Ask the Wizard #39
Is Binion's Horseshoe the only casino that will let you win millions without being asked to leave? Why would a casino ask someone to leave if they are not cheating? Does a casino ever ask someone to leave the table at a game like roulette where they believe no one can beat it?
Jim from Winona, Minnesota
No casino that had any sense would ask someone to leave just for getting lucky. Most would try hard to keep them from leaving and entice them back once they returned home.
Say, Wizard I was wondering about roulette. With the boss media software, you can spin the wheel without actually placing a bet. Isn't this in the player's favor? With some of the roulette betting systems I have seen, like the Martingale you double up when you lose and such. Can't you just watch the wheel without placing a bet and based on the previous spins place your bet. An example would be to spin the wheel 5 times before placing a bet. Suppose that all the numbers were odd. Wouldn't it make sense to begin playing the wheel by betting on even? I know this kinda buys in to the gambler's fallacy and the wheel doesn't care what the last spin was, but also the probability diminishes with each spin that an odd number will continue to come up. Am I on to something or just going over an old theory?
Craig from Detroit, USA
You're just rehashing the gambler's fallacy. If the ball landed in odd 100 times in a row on a fair wheel the odds that the next spin would be even are still the same as every spin, 47.37% on a double zero wheel. So it does not help that you can spin without betting. The ball does not have a memory.
I notice that some Internet Casinos give you two cards right away one on each hand before you begin to play each hand, unlike a live casino which play the split, one hand at a time. Is this a house advantage dealing two cards before beginning play on the split hands?
Karter from Calgary, Canada
Mathematically speaking, it doesn't make any difference.
If I play 100 hands of blackjack at $5 a hand at an 0.5% house edge how much can I lose and still be above three standard deviations south of expectation?
Blair from Christchurch, New Zealand
Your expected loss would be 100*$5*.005=$2.50. The standard deviation of one hand is 1.17, which can be found in my blackjack appendix 7. So, one standard deviation in your example is $5*1.17*sqr(100)=$58.5. So, the probability of losing $295 or more due to bad luck is .00135 (the Z statistic for -3).
I was playing craps at www.gamehouse.com and bet $20 on the horn and won $60 on a roll of 11. If the horn bet is spread out between 2,3,11,12, shouldn't I have won $75 ($5X15)?
No, you were paid correctly. The 11 does pay 15:1 on the $5 of your bet. However you lost the other $15 on the 2, 3, and 12. So $75-$15=$60. Instead of taking the $15 from your bet, they take it from the winnings.
I noticed in your online review of casinos that you mentioned in Apolla that you played 438 units of blackjack and lost 98. Does this mean you played 438 hands and lost only 98? This is an awfully good ratio in favor of the player.
Peter from Orlando, Florida
I lost 98 units there overall.
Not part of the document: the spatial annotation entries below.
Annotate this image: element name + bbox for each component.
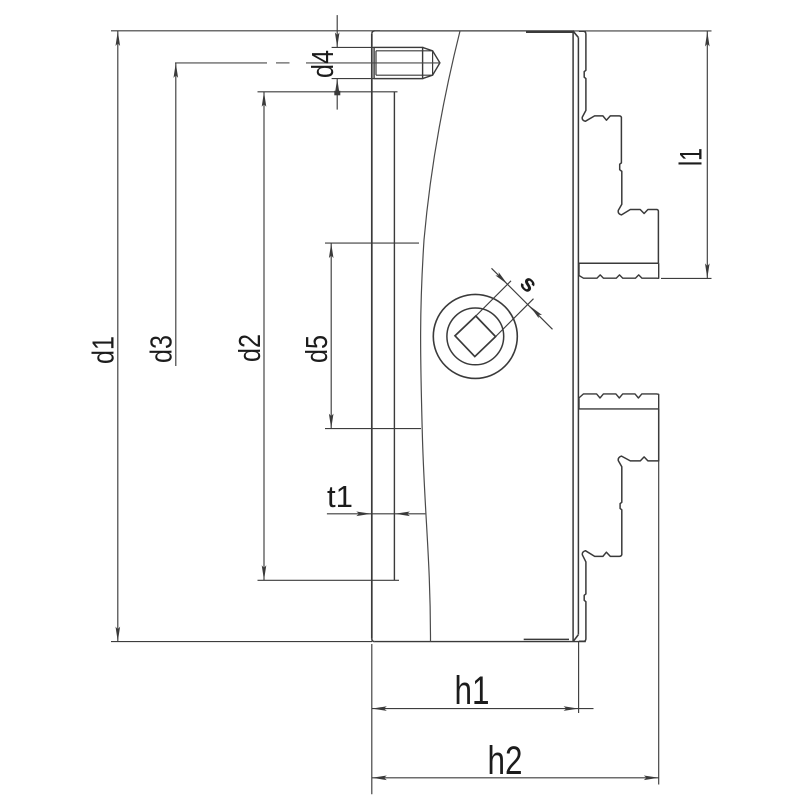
svg-text:d3: d3 bbox=[144, 335, 179, 363]
svg-text:d5: d5 bbox=[299, 335, 334, 363]
svg-text:d4: d4 bbox=[305, 50, 340, 78]
svg-text:d1: d1 bbox=[86, 336, 121, 364]
svg-text:t1: t1 bbox=[327, 479, 353, 514]
svg-text:h2: h2 bbox=[488, 739, 523, 783]
svg-text:h1: h1 bbox=[455, 669, 490, 713]
svg-text:l1: l1 bbox=[673, 148, 709, 166]
svg-text:d2: d2 bbox=[232, 334, 267, 362]
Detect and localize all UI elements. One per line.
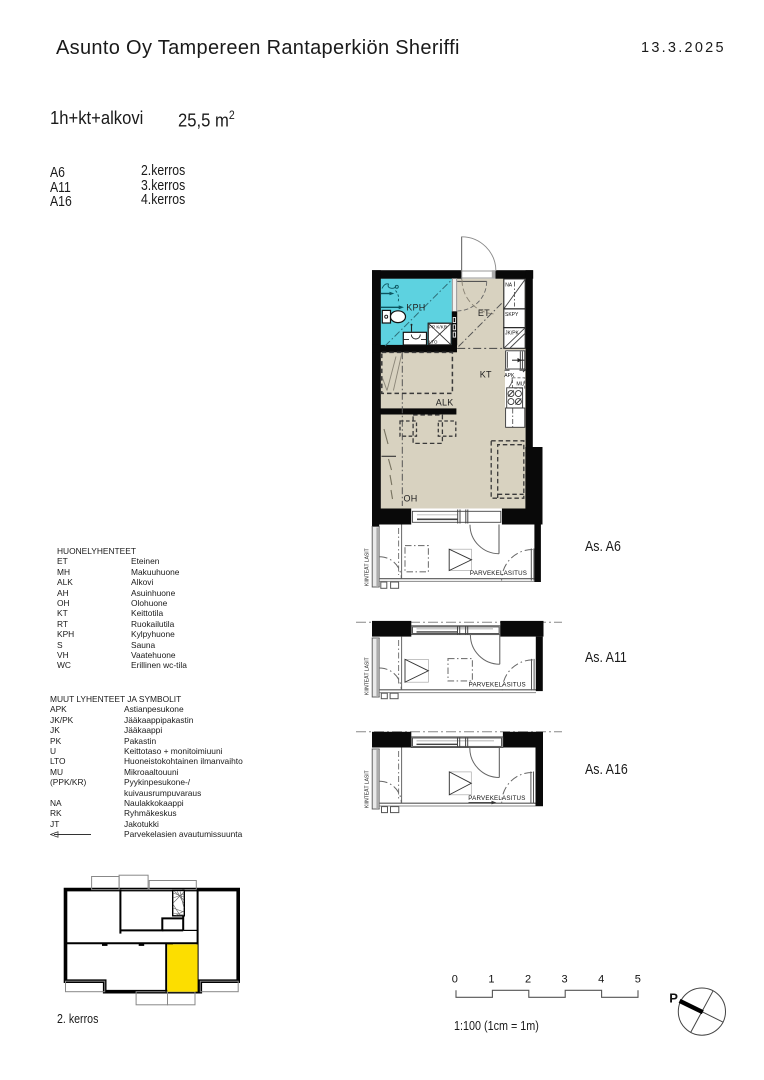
svg-text:PARVEKELASITUS: PARVEKELASITUS xyxy=(468,795,525,802)
svg-text:JK/PK: JK/PK xyxy=(505,331,520,337)
svg-text:PARVEKELASITUS: PARVEKELASITUS xyxy=(470,570,527,577)
svg-text:P: P xyxy=(669,990,678,1005)
svg-text:NA: NA xyxy=(505,283,513,289)
svg-text:3: 3 xyxy=(562,974,568,986)
svg-text:PP K/KR: PP K/KR xyxy=(429,324,448,329)
svg-text:KIINTEÄT LASIT: KIINTEÄT LASIT xyxy=(364,770,371,808)
svg-text:MU: MU xyxy=(516,381,524,387)
svg-text:1: 1 xyxy=(488,974,494,986)
svg-text:LTO: LTO xyxy=(429,340,438,345)
svg-text:0: 0 xyxy=(452,974,458,986)
svg-text:KIINTEÄT LASIT: KIINTEÄT LASIT xyxy=(364,657,371,695)
svg-text:ET: ET xyxy=(478,308,490,318)
svg-text:ALK: ALK xyxy=(436,398,454,408)
svg-text:APK: APK xyxy=(504,373,515,379)
svg-text:KT: KT xyxy=(480,369,492,379)
svg-text:KIINTEÄT LASIT: KIINTEÄT LASIT xyxy=(364,548,371,586)
svg-text:4: 4 xyxy=(598,974,604,986)
svg-text:KPH: KPH xyxy=(406,302,425,312)
svg-text:OH: OH xyxy=(404,494,418,504)
svg-text:5: 5 xyxy=(635,974,641,986)
svg-text:2: 2 xyxy=(525,974,531,986)
svg-text:PARVEKELASITUS: PARVEKELASITUS xyxy=(469,682,526,689)
svg-text:SKPY: SKPY xyxy=(505,312,519,318)
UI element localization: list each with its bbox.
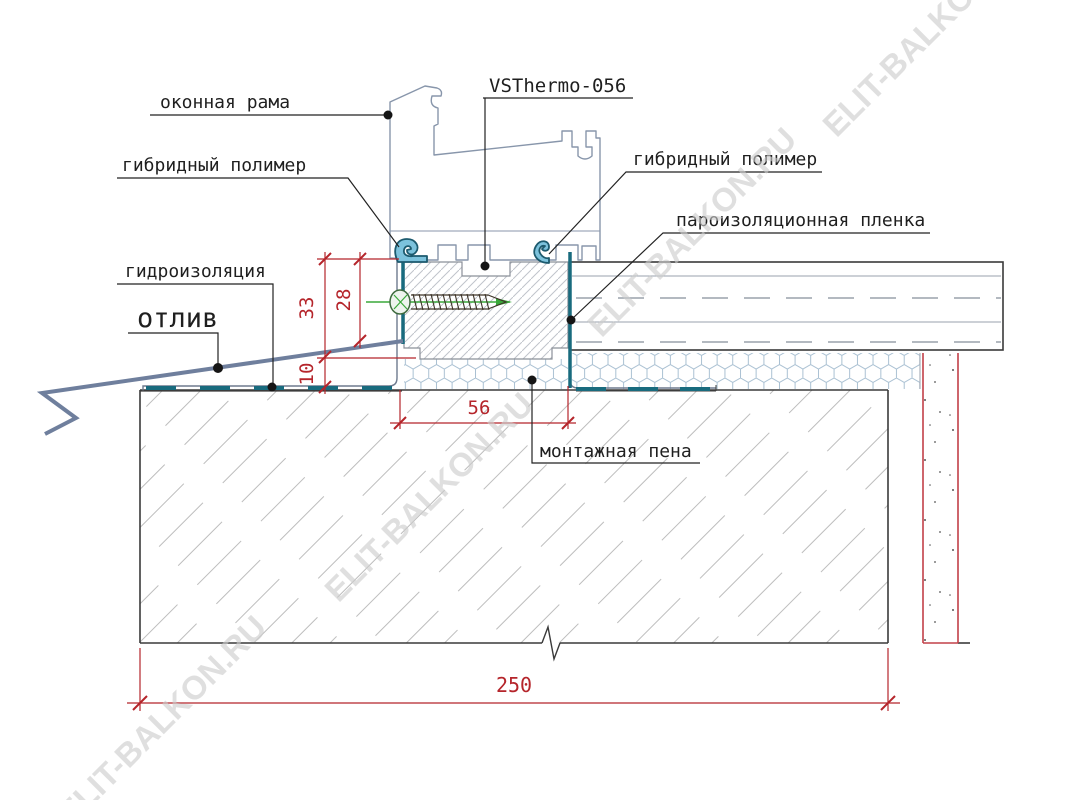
dim-28: 28 xyxy=(333,289,355,312)
label-drip-flashing: отлив xyxy=(137,303,218,334)
thermal-block xyxy=(404,262,568,359)
dim-250: 250 xyxy=(496,673,532,697)
label-window-frame: оконная рама xyxy=(160,92,290,113)
label-hybrid-polymer-left: гибридный полимер xyxy=(122,155,306,176)
label-mounting-foam: монтажная пена xyxy=(540,441,692,462)
dim-33: 33 xyxy=(296,297,318,320)
label-product-code: VSThermo-056 xyxy=(489,75,626,97)
plaster-strip xyxy=(923,353,958,643)
technical-drawing: 33 28 10 56 250 оконная рама гибридный п… xyxy=(0,0,1080,800)
dim-10: 10 xyxy=(296,363,318,386)
drawing-canvas: 33 28 10 56 250 оконная рама гибридный п… xyxy=(0,0,1080,800)
concrete-slab xyxy=(140,390,970,659)
watermark-top-right: ELIT-BALKON.RU xyxy=(815,0,1038,143)
label-waterproofing: гидроизоляция xyxy=(125,261,266,282)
If every hand was an even money win or a loss then I would have won 170 hands and lost 268.
Where on the Internet can I play Spanish 21 for either fun or real money?
Reana from Fairport, U.S.
All Unified Gaming casinos as well as Global Player offer Spanish 21. Unified Gaming stands on a soft 17 and thus has the lower house edge.
2013 Update: Unified Gaming software has since disappeared. As far as I know, nobody offers Spanish 21 online any longer.
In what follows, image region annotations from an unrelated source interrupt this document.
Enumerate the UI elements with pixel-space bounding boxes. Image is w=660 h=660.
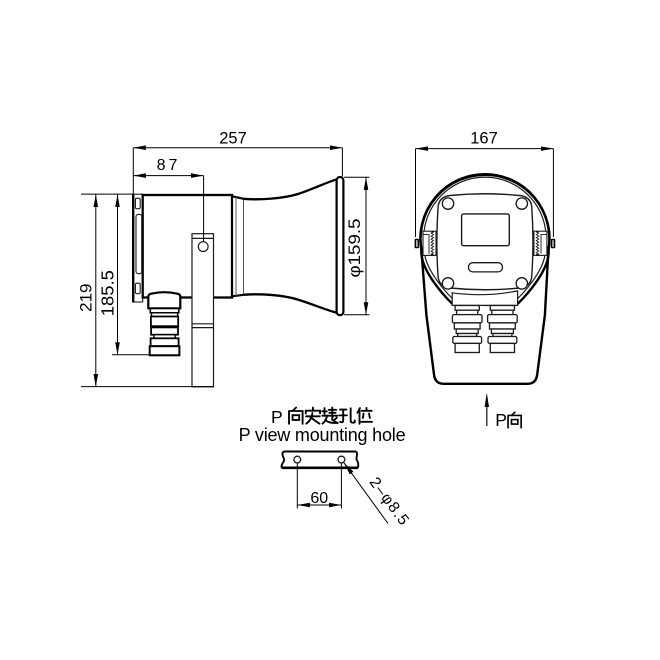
- svg-text:257: 257: [219, 130, 247, 148]
- svg-text:φ159.5: φ159.5: [346, 219, 364, 278]
- svg-text:P view mounting hole: P view mounting hole: [239, 425, 406, 445]
- svg-text:167: 167: [470, 130, 498, 148]
- svg-text:219: 219: [77, 284, 96, 312]
- svg-text:60: 60: [310, 490, 328, 507]
- svg-text:P: P: [271, 407, 283, 427]
- svg-text:185.5: 185.5: [98, 270, 118, 316]
- svg-text:87: 87: [157, 157, 181, 174]
- svg-text:P: P: [495, 410, 507, 430]
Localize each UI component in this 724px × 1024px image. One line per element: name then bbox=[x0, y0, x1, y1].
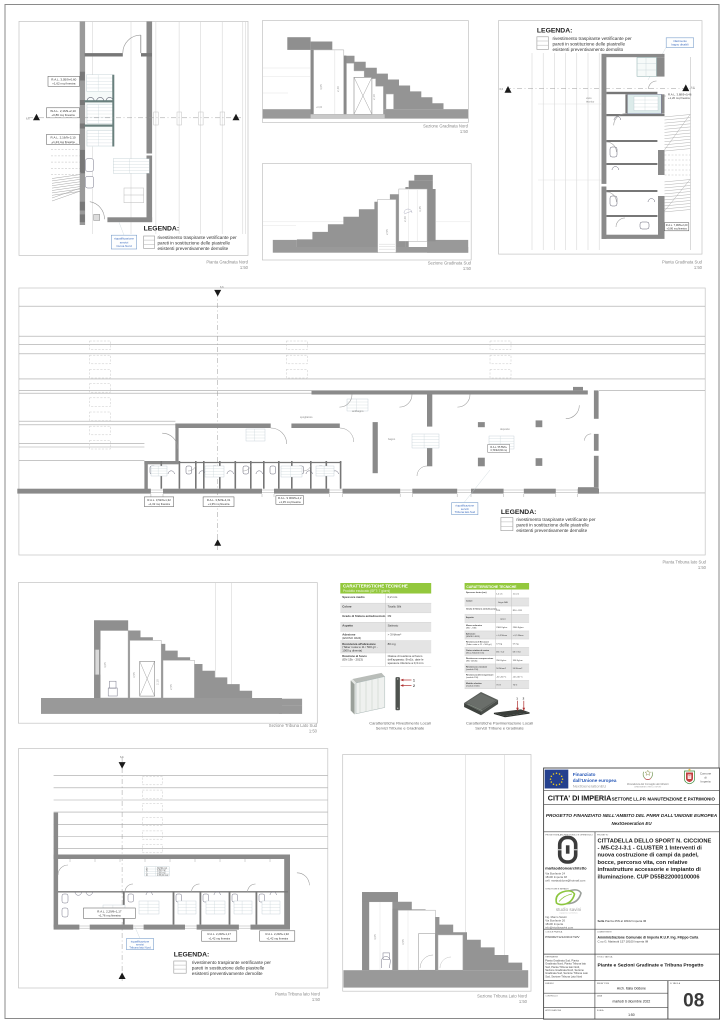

As a card counter, what are the odds to make it as a professional blackjack player? What do we have to do?
T&M from Philadelphia, U.S.
First, it takes a lot of time to learn the theory and strategy of card counting and get your counting speed up to casino play. You will also need a large bankroll of at least $50,000, but preferably $100,000. To make a decent living you have to be comfortable with a bet spread of at least $25-$300 and it takes a large bankroll to sustain the ups and downs. For most people, I think it is better to play part time.
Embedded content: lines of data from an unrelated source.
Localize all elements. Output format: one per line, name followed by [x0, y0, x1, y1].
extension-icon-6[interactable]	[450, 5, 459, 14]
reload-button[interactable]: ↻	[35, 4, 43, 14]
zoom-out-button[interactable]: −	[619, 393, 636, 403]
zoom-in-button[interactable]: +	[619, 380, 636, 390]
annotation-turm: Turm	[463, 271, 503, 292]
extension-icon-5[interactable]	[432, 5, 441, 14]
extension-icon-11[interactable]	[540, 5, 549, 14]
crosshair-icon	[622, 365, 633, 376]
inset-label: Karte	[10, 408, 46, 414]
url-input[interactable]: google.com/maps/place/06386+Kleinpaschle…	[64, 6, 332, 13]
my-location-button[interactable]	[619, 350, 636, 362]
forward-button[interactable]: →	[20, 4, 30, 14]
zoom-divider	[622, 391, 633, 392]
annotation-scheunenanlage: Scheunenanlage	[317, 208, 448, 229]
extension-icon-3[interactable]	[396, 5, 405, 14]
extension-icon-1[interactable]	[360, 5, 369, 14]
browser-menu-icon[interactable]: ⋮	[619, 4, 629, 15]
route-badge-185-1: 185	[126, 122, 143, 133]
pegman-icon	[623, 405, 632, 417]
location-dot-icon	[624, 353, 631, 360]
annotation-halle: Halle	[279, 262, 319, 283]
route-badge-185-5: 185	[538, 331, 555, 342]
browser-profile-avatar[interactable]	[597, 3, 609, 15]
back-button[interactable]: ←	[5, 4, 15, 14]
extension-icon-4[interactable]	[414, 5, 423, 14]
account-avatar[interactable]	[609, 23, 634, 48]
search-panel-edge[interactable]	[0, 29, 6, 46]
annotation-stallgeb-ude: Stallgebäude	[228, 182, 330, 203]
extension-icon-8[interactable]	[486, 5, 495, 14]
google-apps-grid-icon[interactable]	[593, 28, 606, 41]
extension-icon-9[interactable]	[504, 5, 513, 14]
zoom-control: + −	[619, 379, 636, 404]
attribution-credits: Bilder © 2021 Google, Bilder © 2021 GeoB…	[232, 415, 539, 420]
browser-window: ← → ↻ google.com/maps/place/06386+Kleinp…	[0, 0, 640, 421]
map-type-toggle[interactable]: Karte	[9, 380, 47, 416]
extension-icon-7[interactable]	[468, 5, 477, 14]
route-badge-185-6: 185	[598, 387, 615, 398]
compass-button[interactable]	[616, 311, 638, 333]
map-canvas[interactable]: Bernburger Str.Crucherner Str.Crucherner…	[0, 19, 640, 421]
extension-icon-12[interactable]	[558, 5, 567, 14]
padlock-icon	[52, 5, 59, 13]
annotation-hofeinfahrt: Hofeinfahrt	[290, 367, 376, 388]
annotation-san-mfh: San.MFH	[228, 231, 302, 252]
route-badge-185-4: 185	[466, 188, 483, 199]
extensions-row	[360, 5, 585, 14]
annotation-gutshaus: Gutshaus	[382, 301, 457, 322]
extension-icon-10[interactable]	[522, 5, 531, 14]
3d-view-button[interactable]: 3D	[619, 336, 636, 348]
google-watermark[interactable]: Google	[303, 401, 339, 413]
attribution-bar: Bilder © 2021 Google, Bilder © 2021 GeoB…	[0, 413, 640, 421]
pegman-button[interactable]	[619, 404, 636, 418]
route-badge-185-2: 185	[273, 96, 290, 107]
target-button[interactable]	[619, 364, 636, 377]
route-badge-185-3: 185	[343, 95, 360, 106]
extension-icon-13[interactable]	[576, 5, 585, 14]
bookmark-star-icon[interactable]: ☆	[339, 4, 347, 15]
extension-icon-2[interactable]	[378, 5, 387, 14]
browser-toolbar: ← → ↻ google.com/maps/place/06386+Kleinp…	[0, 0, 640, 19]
If the first card dealt is an ace what is the probability the dealer will have a blackjack? Assume two decks.
T from Las Vegas, U.S.
There are 103 cards remaining in the two decks and 32 are tens. So the probability of a blackjack is 32/103=31.07%.
I will be visiting Reno in the near future and have frequented your site in regards to Let It Ride and craps. I seem to have more luck at LIR than Craps. What effect does the number of players at LIR have on the probability of winning, if any?
Kevin from Lorain, USA
Assuming you are not peeking at any other player's cards, it doesn't make any difference. Have a good time in Reno.
This is a question regarding fixed odds betting. If you say that the odds are 4 to 1 on something happening, then is that equivalent to saying the probability is 1 in 4 i.e. 0.25? If you consistently bet on 4 to 1 shots would you simply break even over time? Therefore could you not beat fixed odds betting by doubling up after every loss since you would expect a winner every fourth bet?
Calvin from Long Beach, USA
If the odds against something are 4 to 1 then there are 4 chances it won't happen and one chance that it will. So, in this example, the probability would be 1/5. It doesn't matter what the probability is, if the events are independent then the past does not matter.